Grassley challenges HUD for undermining public housing anti-fraud measures

One of the Senate’s most aggressive watchdogs has sent a stern five-page letter to the Department of Housing and Urban Development after a HUD undersecretary’s emails showed that she tried to avoid an investigation by Sen. Chuck Grassley, R-Iowa.

Undersecretary Sandra Henriquez wanted to hand federal dollars to local housing authorities without requiring them to follow rules designed to make sure the money was used as Congress intended.

She wanted more of the tax dollars intended to help people in need to go instead to salaries of up to $200,000 for bureaucrats, and for the government to no longer verify the financial and tax status of subsidized housing project applicants and whether they conducted required community service.

After a news report about how the Tampa Housing Authority was paying its executive director extravagantly, Henriquez wrote that “I am sure there’s more here, but Grassley et al. won’t look at that.”

She apparently was referring to clues that could lead from executive compensation to a policy she backed that allowed local housing authorities to designate millions of federal dollars as “profit” that didn’t have to be justified to HUD officials in any way. It was known as the Central Office Cost Center.

Discussion of HUD helping housing authorities free federal dollars from federal oversight “may bring increased scrutiny (i.e. legislation). This is precisely why I wanted to avoid any mention of the COCC when discussing the E.D. compensation.”

Days after the Washington Examiner reported Henriquez’s attempt to evade Grassley’s notice, however, the senator was on the case, firing off a letter to HUD secretary Julian Castro.

“After Congress capped the high [Public Housing Agency] salaries, the inspector general found that HUD staff members … worked with industry lobbying organizations to weaken the effects of the cap. One example of this effort was the July 31, 2013 email … which suggested the need to strategically hide the source of additional salary funding. Instead of ensuring that scarce federal dollars are used to provide safe, affordable housing for those in need, HUD continues to allow PHAs to give the executives excessive salaries,” Grassley wrote.

As the Examiner reported, Henriquez also hired Debra Gross, a lobbyist for big-city housing authorities, to implement her lobbying clients’ agenda as an official HUD employee. Gross failed to file multiple ethics disclosures to hide the conflict of interest. Henriquez manipulated the hiring process to pay her $200,000.

“Senior HUD leadership actively worked to prevent transparency and oversight,” the Iowa senator, chairman of the Senate Judiciary Committee, wrote.

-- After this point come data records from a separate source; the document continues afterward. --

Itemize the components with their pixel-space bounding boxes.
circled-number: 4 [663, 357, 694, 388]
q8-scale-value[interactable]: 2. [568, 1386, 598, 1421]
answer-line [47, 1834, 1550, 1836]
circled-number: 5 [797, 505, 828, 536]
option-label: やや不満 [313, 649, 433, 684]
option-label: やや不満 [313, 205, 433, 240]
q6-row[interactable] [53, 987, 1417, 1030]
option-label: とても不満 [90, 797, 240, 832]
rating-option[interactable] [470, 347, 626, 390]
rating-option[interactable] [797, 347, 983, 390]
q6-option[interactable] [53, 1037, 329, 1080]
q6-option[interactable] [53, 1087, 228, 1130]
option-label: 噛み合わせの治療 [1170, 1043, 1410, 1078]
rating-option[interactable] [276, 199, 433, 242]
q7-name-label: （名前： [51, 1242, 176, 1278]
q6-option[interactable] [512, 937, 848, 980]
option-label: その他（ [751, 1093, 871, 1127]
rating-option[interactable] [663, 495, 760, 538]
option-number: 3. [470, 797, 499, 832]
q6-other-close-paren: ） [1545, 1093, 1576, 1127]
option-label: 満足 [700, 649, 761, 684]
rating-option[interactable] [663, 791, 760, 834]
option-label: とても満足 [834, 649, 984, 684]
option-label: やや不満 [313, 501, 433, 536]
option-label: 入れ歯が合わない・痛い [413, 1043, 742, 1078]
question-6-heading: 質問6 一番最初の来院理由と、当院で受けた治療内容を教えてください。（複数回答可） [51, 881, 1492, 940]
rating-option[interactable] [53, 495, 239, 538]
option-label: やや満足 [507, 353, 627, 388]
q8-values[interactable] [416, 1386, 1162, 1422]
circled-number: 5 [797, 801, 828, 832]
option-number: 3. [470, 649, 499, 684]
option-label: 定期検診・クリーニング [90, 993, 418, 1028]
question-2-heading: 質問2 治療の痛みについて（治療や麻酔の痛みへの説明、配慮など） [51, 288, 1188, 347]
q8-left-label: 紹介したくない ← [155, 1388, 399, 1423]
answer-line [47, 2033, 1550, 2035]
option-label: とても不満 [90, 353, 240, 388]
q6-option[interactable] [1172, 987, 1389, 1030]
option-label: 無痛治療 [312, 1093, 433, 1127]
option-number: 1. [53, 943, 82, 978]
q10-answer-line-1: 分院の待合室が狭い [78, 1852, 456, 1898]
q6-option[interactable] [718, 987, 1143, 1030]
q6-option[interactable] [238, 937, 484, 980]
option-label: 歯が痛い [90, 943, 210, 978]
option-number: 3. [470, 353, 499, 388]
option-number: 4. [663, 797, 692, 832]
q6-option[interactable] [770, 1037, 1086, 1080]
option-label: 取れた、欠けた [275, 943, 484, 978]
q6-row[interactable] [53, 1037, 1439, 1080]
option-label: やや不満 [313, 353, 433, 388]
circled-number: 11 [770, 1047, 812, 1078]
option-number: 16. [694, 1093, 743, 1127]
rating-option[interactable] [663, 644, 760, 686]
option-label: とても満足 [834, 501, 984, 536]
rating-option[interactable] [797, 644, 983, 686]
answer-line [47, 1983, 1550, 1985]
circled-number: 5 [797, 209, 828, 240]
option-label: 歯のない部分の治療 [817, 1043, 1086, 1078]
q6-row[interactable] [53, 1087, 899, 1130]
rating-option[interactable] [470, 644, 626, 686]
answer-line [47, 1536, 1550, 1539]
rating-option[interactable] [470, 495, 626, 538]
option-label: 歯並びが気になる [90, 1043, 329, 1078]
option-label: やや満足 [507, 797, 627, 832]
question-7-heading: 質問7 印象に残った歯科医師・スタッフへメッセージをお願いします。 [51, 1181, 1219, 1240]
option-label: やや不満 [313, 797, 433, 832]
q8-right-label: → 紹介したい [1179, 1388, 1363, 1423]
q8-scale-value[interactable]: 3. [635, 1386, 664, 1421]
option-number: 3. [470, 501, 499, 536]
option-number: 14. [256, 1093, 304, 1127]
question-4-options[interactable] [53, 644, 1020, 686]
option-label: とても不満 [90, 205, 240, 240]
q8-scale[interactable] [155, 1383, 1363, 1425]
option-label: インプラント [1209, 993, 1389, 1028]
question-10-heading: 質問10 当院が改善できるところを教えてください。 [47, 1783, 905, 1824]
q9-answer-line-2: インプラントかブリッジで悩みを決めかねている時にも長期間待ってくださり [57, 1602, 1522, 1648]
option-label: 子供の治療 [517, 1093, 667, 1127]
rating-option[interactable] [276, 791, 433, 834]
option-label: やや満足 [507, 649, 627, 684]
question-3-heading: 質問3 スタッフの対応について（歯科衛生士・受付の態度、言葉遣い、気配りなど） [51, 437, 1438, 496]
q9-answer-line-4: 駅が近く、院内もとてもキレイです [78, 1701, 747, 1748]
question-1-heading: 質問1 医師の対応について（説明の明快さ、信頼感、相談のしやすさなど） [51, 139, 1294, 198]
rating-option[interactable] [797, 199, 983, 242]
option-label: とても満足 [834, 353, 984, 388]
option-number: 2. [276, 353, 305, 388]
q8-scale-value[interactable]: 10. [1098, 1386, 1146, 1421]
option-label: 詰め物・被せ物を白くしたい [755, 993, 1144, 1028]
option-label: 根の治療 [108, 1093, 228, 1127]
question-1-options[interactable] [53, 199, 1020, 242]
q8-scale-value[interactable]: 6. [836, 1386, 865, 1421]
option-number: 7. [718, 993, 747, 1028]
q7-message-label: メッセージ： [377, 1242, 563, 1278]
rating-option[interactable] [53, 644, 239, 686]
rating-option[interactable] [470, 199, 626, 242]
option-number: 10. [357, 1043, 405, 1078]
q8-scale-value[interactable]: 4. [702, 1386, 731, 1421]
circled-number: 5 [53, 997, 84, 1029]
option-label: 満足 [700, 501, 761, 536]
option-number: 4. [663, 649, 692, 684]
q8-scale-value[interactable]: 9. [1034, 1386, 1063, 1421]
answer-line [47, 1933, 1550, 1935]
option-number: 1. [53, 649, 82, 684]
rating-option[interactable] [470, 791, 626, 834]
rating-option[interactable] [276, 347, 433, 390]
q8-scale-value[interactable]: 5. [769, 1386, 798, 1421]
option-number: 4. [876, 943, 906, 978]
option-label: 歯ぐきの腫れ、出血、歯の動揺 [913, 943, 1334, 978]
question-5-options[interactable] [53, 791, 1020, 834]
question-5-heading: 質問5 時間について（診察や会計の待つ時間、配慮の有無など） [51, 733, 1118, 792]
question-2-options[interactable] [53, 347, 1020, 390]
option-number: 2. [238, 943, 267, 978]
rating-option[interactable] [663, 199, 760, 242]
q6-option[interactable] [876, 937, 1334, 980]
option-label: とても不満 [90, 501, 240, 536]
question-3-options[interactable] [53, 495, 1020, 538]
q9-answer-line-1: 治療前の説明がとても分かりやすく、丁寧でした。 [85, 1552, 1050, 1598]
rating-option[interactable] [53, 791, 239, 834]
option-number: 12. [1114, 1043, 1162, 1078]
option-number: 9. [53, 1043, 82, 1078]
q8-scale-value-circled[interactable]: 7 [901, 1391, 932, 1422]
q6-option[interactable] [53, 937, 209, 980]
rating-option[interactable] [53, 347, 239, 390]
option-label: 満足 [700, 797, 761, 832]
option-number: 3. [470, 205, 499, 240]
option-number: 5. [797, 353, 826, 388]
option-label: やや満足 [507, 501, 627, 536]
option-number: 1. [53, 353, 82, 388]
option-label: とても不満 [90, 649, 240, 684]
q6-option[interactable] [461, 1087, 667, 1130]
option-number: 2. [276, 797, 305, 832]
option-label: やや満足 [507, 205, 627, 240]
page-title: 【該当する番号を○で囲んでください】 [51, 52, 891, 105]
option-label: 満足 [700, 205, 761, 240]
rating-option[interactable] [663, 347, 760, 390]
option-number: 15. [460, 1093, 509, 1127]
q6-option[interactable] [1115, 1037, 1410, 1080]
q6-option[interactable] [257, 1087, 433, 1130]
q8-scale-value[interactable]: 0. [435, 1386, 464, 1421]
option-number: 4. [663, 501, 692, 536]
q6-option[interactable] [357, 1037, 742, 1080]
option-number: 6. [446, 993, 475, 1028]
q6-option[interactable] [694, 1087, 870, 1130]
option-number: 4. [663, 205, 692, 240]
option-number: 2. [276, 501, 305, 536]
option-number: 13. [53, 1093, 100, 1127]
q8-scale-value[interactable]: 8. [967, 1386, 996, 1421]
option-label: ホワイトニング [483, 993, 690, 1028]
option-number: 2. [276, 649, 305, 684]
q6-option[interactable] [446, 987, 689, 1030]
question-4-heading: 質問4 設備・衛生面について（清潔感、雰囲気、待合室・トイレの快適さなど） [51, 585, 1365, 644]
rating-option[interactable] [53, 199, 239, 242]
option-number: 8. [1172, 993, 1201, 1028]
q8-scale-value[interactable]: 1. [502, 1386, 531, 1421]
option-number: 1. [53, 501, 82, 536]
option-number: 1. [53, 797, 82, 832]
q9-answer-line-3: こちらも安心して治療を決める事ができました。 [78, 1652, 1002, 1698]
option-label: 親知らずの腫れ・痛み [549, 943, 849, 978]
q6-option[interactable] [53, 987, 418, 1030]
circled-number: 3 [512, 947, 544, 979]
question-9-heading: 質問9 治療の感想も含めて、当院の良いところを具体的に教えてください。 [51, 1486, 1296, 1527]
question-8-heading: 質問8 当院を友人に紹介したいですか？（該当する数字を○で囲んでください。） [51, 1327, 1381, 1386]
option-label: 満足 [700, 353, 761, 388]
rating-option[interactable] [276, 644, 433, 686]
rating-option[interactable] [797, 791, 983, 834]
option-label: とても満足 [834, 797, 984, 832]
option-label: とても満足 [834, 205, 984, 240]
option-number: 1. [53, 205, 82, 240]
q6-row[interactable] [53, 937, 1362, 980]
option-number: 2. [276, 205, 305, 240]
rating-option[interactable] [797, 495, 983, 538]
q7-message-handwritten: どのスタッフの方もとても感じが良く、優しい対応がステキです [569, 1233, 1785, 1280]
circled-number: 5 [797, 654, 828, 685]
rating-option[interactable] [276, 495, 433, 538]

Grassley had nine questions for HUD, including what steps are being taken to ensure that agencies are no longer exempted from verifying applicants’ income, when it will stop letting housing authorities divert federal funds as “profit,” and how Congress can be assured that HUD will no longer grant blanket waivers to rules as a way to circumvent the regulatory process.

The senator also asked for HUD to update old statistics about how much housing bureaucrats were paid, and for more Henriquez mails.

But there are indications that HUD still aligns itself with the local governments it’s supposed to regulate, and that both view accountants, auditors and investigators as the enemy.

Neither Gross nor Henriquez was fired, though both eventually moved on from HUD — Gross to resume lobbying full-time for local housing projects. (Grassley asked what HUD has done to ensure she doesn’t cash in on her newfound HUD connections to lobby even more successfully.)

In a comment on the Examiner web site, Robert Fetrow, an accountant for more than 200 local housing authorities, dismissed government auditors’ concerns, saying they should mind their own business.

“Fraud income and Rental Income are not taxpayers dollars. … The community service issue is a red herring. I can’t think of a more irrelevant thing to ask PHA officials to do,” he wrote.

“The level of accepting of what the OIG wrote on the fees issue is incredible. Just to educate the writer a bit, the fees in question are totally legitimate and allowable and no dollars of federal funds were lost. The OIG deciding to change the rules, rules in which they have no regulatory authority to do though they continually try to do, doesn’t make the fees unallowable or in question. Its just words on a page but since the writer didn’t bother to read the Federal Register that covers this issue he wouldn’t know.”